6 Mozes nam de helft van het bloed en deed dat in de schalen, en de helft van het bloed sprenkelde hij op het altaar.
7 Hij nam het boek van het verbond en las dit ten aanhoren van het volk voor. En zij zeiden: Alles wat Adonai gesproken heeft, zullen wij doen en Hem gehoorzamen.
8 Toen nam Mozes het bloed, sprenkelde het op het volk en zei: Zie, dit is het bloed van het verbond dat Adonai met u gesloten heeft op grond van al die woorden.
9 Vervolgens klommen Mozes en Aäron naar boven, en ook Nadab en Abihu met zeventig van de oudsten van Israël.
10 En zij zagen de God van Israël. Onder Zijn voeten was er iets als plaveisel van saffier, zo helder als de hemel zelf.
11 Hij strekte Zijn hand niet uit naar de aanzienlijken van de Israëlieten. Nadat zij God gezien hadden, aten en dronken zij.
12 Adonai zei tegen Mozes: Klim naar boven, naar Mij toe, de berg op, en blijf daar. Dan zal Ik u de stenen tafelen geven, de wet en de geboden, die Ik opgeschreven heb om hun te onderwijzen.
13 Toen stond Mozes op, met zijn dienaar Jozua, en Mozes klom naar boven, de berg van God op.

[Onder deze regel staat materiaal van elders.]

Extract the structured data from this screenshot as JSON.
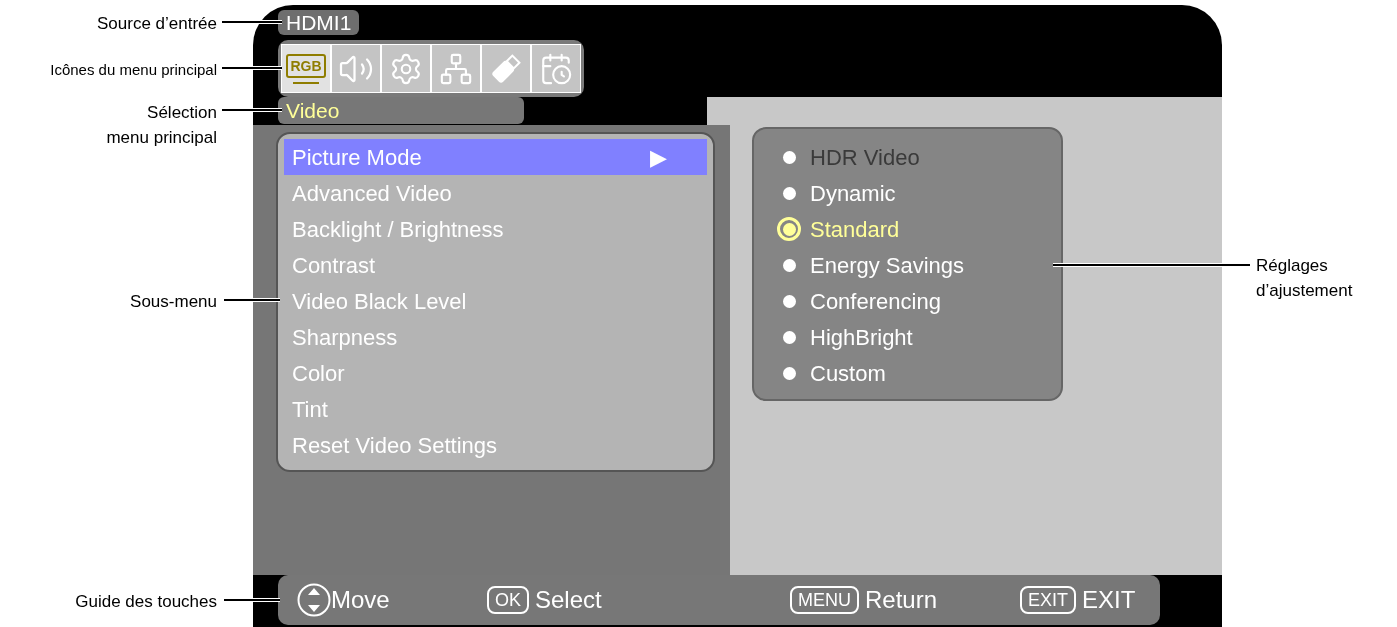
{
  "annotations": {
    "input_source": "Source d’entrée",
    "main_menu_icons": "Icônes du menu principal",
    "main_menu_selection": [
      "Sélection",
      "menu principal"
    ],
    "submenu": "Sous-menu",
    "key_guide": "Guide des touches",
    "adjustment_settings": [
      "Réglages",
      "d’ajustement"
    ]
  },
  "input_source": "HDMI1",
  "main_menu_icons": [
    {
      "kind": "picture",
      "label": "RGB",
      "selected": true
    },
    {
      "kind": "audio",
      "selected": false
    },
    {
      "kind": "setup",
      "selected": false
    },
    {
      "kind": "network",
      "selected": false
    },
    {
      "kind": "usb",
      "selected": false
    },
    {
      "kind": "schedule",
      "selected": false
    }
  ],
  "main_menu_selection": "Video",
  "submenu": [
    {
      "label": "Picture Mode",
      "selected": true,
      "arrow": "▶"
    },
    {
      "label": "Advanced Video",
      "selected": false
    },
    {
      "label": "Backlight / Brightness",
      "selected": false
    },
    {
      "label": "Contrast",
      "selected": false
    },
    {
      "label": "Video Black Level",
      "selected": false
    },
    {
      "label": "Sharpness",
      "selected": false
    },
    {
      "label": "Color",
      "selected": false
    },
    {
      "label": "Tint",
      "selected": false
    },
    {
      "label": "Reset Video Settings",
      "selected": false
    }
  ],
  "options": [
    {
      "label": "HDR Video",
      "selected": false,
      "disabled": true
    },
    {
      "label": "Dynamic",
      "selected": false,
      "disabled": false
    },
    {
      "label": "Standard",
      "selected": true,
      "disabled": false
    },
    {
      "label": "Energy Savings",
      "selected": false,
      "disabled": false
    },
    {
      "label": "Conferencing",
      "selected": false,
      "disabled": false
    },
    {
      "label": "HighBright",
      "selected": false,
      "disabled": false
    },
    {
      "label": "Custom",
      "selected": false,
      "disabled": false
    }
  ],
  "key_guide": [
    {
      "kind": "dpad",
      "label": "Move"
    },
    {
      "kind": "key",
      "key": "OK",
      "label": "Select"
    },
    {
      "kind": "key",
      "key": "MENU",
      "label": "Return"
    },
    {
      "kind": "key",
      "key": "EXIT",
      "label": "EXIT"
    }
  ]
}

14 Hij zei tegen de oudsten: Blijf hier op ons wachten, totdat wij bij u terugkomen. En zie, Aäron en Hur blijven bij u. Wie bepaalde zaken heeft, moet naar hen toe gaan.
15 Toen Mozes de berg opklom, bedekte de wolk de berg.
16 De heerlijkheid van Adonai bleef op de berg Sinaï rusten, en de wolk bedekte hem zes dagen lang. Op de zevende dag riep Hij Mozes, vanuit het midden van de wolk.
17 De aanblik van de heerlijkheid van Adonai op de top van de berg was in de ogen van de Israëlieten als een verterend vuur.
18 Mozes ging de wolk binnen en klom de berg verder op. En Mozes was veertig dagen en veertig nachten op de berg.